Regardless, the disappearance of Thies’ “sell” signal on the one-month suggests that bulls are starting to gain strength on a macro level once again, presumably in anticipation of the Bitcoin halving of May 2020.
Bitcoin Bulls Gaining Strength
Thies’ signal, or lack thereof rather, seems to show that a bullish confluence is building for Bitcoin investors.
On Friday, Hans Hauge, a senior quantitative researcher at Los Angeles-based crypto fund Ikigai Asset Management, issued an extensive Twitter thread on why Bitcoin’s outlook remains wildly positive heading out years into the future.
Good morning, Bitcoiners!

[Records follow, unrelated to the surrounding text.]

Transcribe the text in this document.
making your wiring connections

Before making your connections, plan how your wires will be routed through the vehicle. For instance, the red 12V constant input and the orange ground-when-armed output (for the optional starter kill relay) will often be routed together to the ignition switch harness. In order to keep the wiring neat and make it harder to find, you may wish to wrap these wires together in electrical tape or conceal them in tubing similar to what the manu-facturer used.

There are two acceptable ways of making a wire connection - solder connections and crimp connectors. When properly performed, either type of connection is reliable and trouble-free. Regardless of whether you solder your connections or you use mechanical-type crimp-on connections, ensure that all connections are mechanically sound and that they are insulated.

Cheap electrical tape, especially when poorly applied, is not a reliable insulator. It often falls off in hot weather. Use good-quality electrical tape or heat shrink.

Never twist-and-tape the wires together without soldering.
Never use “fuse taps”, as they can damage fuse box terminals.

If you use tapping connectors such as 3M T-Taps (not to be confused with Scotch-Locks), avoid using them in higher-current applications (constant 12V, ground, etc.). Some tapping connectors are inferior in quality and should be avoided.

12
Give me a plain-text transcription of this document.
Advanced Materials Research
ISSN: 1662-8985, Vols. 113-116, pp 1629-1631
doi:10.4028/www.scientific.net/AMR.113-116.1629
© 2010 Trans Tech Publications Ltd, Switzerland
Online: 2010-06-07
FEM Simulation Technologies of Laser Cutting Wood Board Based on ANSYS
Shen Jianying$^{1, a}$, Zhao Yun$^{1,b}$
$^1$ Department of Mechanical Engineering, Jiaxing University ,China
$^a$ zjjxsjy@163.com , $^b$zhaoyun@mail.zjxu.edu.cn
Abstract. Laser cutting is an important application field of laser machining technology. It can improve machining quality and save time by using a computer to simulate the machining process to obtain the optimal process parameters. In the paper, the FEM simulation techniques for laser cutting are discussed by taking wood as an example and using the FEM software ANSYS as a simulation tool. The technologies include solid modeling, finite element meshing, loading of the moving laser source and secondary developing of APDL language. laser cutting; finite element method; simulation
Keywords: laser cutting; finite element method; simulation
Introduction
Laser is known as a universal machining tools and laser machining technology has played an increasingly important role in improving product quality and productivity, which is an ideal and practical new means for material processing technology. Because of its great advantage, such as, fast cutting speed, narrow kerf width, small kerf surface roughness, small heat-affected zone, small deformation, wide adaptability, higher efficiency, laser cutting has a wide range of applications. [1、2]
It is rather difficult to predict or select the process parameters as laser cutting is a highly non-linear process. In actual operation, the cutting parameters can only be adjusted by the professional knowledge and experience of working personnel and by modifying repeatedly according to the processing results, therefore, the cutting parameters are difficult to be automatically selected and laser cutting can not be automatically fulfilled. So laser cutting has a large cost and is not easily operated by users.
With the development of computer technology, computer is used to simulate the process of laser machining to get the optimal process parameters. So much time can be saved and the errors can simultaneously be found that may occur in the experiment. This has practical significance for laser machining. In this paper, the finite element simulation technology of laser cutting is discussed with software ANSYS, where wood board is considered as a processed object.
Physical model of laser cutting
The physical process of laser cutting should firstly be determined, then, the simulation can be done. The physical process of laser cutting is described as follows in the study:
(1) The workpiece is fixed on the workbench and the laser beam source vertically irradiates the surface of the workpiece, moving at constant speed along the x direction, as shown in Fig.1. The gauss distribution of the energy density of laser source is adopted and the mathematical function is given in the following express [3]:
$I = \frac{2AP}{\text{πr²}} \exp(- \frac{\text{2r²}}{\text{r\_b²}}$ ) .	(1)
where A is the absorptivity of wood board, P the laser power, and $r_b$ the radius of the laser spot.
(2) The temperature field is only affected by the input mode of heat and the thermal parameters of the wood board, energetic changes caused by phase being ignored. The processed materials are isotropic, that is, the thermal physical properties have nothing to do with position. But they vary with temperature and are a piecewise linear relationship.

How have you been? In need of some holiday cheer?
Here’s @ahkyee, a director at Visa sharing a report from @DeutscheBank on some wild predictions (including Bitcoin) for 2030. Do I have your attention yet?https://t.co/MNz9bymQnS pic.twitter.com/dQ14wqlafX
— Hans HODL (@hansthered) December 6, 2019
First, he looked to a recent analysis from Deutsche Bank, in which the global banking giant estimated that the number of users of Blockchain Wallet (blockchain.com) could surmount over 200 million around six times higher than where the sum currently is by 2030. (The same report also included an opinion from a Deutsche Bank analyst, who said that Bitcoin could replace fiat should issues persist in the financial system.)
Secondly, he quipped that the (former) chief executive of Bitcoin exchange and infrastructure firm Bakkt is now a sitting U.S. Senator.
And lastly, he noted that BTC is “actually pretty close to where it should be,” in reference to a model that takes the number of “Bitcoin transactions ever confirmed and use that as an input into a log-scale linear regression model.”